Later in the evening, the president mentioned the incident in one of his customary live TV broadcasts and displayed the infamous mango as proof.

“Marleni Olivo,” Maduro said. “We’re going to invite her to my [TV and radio] show, ‘In Touch with Maduro.’ She had a housing problem, right? And, Marleni, I have approved it already, as part of the Great Housing Mission of Venezuela, you will get an apartment and it will be given to you in the next few hours. Tomorrow, no later than the day after tomorrow, we will give it to you.”

Maduro also joked that he had something in common with the mango.

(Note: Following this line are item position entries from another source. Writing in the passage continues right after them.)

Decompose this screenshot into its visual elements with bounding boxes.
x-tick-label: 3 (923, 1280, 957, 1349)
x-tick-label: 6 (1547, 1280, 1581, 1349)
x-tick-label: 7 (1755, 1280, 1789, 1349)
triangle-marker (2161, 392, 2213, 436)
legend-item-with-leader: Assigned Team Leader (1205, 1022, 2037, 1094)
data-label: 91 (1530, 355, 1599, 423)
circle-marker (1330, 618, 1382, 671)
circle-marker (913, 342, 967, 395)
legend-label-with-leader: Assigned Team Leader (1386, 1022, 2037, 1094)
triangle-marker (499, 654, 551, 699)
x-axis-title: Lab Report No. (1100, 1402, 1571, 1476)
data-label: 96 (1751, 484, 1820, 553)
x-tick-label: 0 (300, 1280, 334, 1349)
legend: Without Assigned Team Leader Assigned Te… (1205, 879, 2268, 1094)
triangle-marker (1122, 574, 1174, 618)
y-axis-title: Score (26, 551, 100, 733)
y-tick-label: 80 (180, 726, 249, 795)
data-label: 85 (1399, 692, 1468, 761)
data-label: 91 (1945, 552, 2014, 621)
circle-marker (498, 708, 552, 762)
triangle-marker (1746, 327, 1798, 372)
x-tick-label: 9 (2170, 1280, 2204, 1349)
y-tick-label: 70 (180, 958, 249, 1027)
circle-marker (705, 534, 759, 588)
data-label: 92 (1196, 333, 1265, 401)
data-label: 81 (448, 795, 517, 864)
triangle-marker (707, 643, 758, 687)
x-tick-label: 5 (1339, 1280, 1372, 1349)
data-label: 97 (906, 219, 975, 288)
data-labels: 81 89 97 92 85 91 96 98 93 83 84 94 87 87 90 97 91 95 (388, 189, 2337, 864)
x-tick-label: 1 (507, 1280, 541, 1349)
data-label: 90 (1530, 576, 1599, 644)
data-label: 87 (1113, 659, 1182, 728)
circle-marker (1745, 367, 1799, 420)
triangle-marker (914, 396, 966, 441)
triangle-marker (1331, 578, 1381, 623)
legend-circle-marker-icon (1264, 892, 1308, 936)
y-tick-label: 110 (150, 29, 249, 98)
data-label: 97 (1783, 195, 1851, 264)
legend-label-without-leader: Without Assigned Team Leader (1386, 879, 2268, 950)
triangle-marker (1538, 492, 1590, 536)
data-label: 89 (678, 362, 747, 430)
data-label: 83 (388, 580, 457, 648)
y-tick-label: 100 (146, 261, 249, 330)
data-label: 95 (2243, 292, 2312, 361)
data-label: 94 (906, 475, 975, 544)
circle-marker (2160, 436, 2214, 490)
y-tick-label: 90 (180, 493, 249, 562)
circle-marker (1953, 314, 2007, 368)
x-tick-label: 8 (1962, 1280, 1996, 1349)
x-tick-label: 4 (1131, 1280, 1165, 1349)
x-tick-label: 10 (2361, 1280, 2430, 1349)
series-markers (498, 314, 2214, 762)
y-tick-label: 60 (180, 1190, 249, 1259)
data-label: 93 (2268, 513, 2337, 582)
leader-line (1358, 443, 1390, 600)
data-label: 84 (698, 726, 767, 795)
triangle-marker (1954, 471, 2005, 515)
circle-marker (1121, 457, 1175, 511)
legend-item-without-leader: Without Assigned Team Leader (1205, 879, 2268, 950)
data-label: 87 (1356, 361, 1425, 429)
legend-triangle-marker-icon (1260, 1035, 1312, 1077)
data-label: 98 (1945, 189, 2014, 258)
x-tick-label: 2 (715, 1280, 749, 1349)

The word “maduro” in Spanish means ripe.

Olivo told local media her intention was to toss the president a note, as others in the crowd were doing.

“I didn’t have paper available at that moment,” she told El Pitazo TV. “What I had was a mango that I was about to eat because I was hungry.”

Maduro’s critics are calling the incident a “manguicidio,” a play on the words “mango” and “magnicidio,” a Spanish word meaning assassination of a powerful leader. In Venezuela’s extremely polarized political climate, Maduro frequently talks about his belief that the opposition is conspiring to target him for assassination.

But the mango-thrower says she had no evil intent.

“My dream is to own a home before I die,” she told El Pitazo TV, adding that she had been very ill recently, that she suffers from diabetes and hypertension.

And now her dream is about come true, a dream that would not have been possible without her boldness and a little help from a tasty mango.